Supplementary Information 3 L. ivanovii RR3 and ΩCRISPR(spcL) transcript cleavage ratios during ϕRR4 infection. Position, predicted transcriptional start site (TSS), and cleavage ratio for all L. ivanovii RR3 transcripts in wild-type RR3 and ΩCRISPR(spcL) 105 minutes post infection with ϕRR4 phage. TSS was predicted from 5’ end mapping data by determining the site containing the most 5’ end reads in the 500nt region preceding the gene/operon start codon. For detected transcripts (>20 reads in each sample) the cleavage ratio was calculated as the sum of reads downstream of the TSS (representing cleavage products) divided by the sum within (+/- 5 nt) the TSS (representing primary transcripts). The ratio of cleavage ratios in ΩCRISPR(spcL) to those in wt RR3 is also shown as a measure of CRISPR-dependent cleavage in each transcript.

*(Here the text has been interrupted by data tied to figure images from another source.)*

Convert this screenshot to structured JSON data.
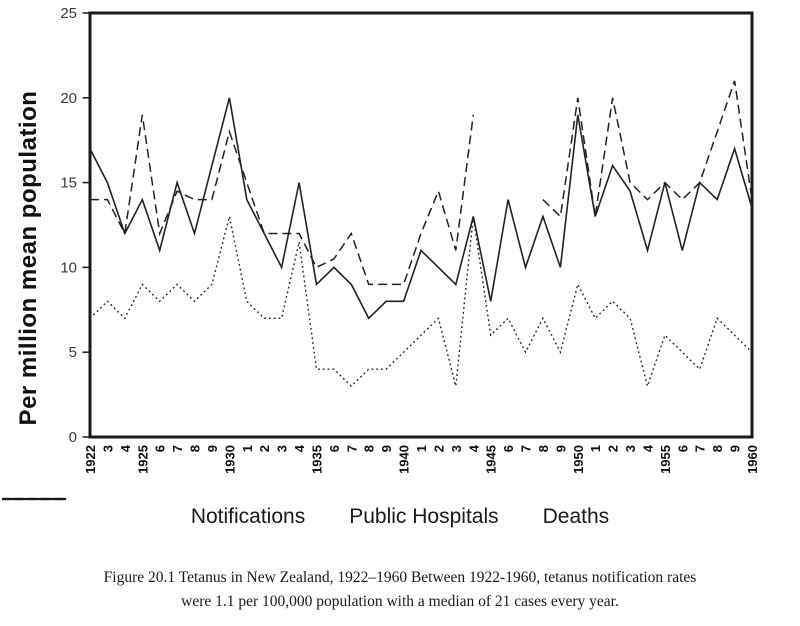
{
  "chart_data": {
    "type": "line",
    "y_axis_title": "Per million mean population",
    "ylim": [
      0,
      25
    ],
    "y_ticks": [
      0,
      5,
      10,
      15,
      20,
      25
    ],
    "grid": false,
    "legend_position": "bottom",
    "x_tick_labels": [
      "1922",
      "3",
      "4",
      "1925",
      "6",
      "7",
      "8",
      "9",
      "1930",
      "1",
      "2",
      "3",
      "4",
      "1935",
      "6",
      "7",
      "8",
      "9",
      "1940",
      "1",
      "2",
      "3",
      "4",
      "1945",
      "6",
      "7",
      "8",
      "9",
      "1950",
      "1",
      "2",
      "3",
      "4",
      "1955",
      "6",
      "7",
      "8",
      "9",
      "1960"
    ],
    "years": [
      1922,
      1923,
      1924,
      1925,
      1926,
      1927,
      1928,
      1929,
      1930,
      1931,
      1932,
      1933,
      1934,
      1935,
      1936,
      1937,
      1938,
      1939,
      1940,
      1941,
      1942,
      1943,
      1944,
      1945,
      1946,
      1947,
      1948,
      1949,
      1950,
      1951,
      1952,
      1953,
      1954,
      1955,
      1956,
      1957,
      1958,
      1959,
      1960
    ],
    "series": [
      {
        "name": "Notifications",
        "style": "solid",
        "values": [
          17,
          15,
          12,
          14,
          11,
          15,
          12,
          16,
          20,
          14,
          12,
          10,
          15,
          9,
          10,
          9,
          7,
          8,
          8,
          11,
          10,
          9,
          13,
          8,
          14,
          10,
          13,
          10,
          19,
          13,
          16,
          14.5,
          11,
          15,
          11,
          15,
          14,
          17,
          13.5
        ]
      },
      {
        "name": "Public Hospitals",
        "style": "dashed",
        "values": [
          14,
          14,
          12,
          19,
          12,
          14.5,
          14,
          14,
          18,
          15,
          12,
          12,
          12,
          10,
          10.5,
          12,
          9,
          9,
          9,
          12,
          14.5,
          11,
          19,
          null,
          null,
          null,
          14,
          13,
          20,
          13,
          20,
          15,
          14,
          15,
          14,
          15,
          18,
          21,
          14
        ]
      },
      {
        "name": "Deaths",
        "style": "dotted",
        "values": [
          7,
          8,
          7,
          9,
          8,
          9,
          8,
          9,
          13,
          8,
          7,
          7,
          11.5,
          4,
          4,
          3,
          4,
          4,
          5,
          6,
          7,
          3,
          13,
          6,
          7,
          5,
          7,
          5,
          9,
          7,
          8,
          7,
          3,
          6,
          5,
          4,
          7,
          6,
          5
        ]
      }
    ]
  },
  "legend": {
    "items": [
      {
        "label": "Notifications",
        "style": "solid"
      },
      {
        "label": "Public Hospitals",
        "style": "dashed"
      },
      {
        "label": "Deaths",
        "style": "dotted"
      }
    ]
  },
  "caption": {
    "line1": "Figure 20.1 Tetanus in New Zealand, 1922–1960 Between 1922-1960, tetanus notification rates",
    "line2": "were 1.1 per 100,000 population with a median of 21 cases every year."
  }
}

Supplementary Information 4 L. seeligeri WT and ∆CRISPR transcript cleavage ratios during target transcription. Position, predicted transcriptional start site (TSS), and cleavage ratio for all L. seeligeri ATCC35967 transcripts in wild-type and ∆CRISPR carrying an aTc-inducible target transcript 15 minutes after the addition of 100 ng/mL aTc. TSS was predicted from 5’ end mapping data by determining the site containing the most 5’ end reads in the 500nt region preceding the gene/operon start codon. For detected transcripts (>20 reads in each sample) the cleavage ratio was calculated as the sum of reads downstream of the TSS (representing cleavage products) divided by the sum within (+/- 5 nt) the TSS (representing primary transcripts). The ratio of cleavage ratios in wild-type to those in ∆CRISPR is also shown as a measure of CRISPR-dependent cleavage in each transcript.
Tables of bacterial strains, bacteriophages, plasmids, oligonucleotides and synthetic DNA constructs used in this study.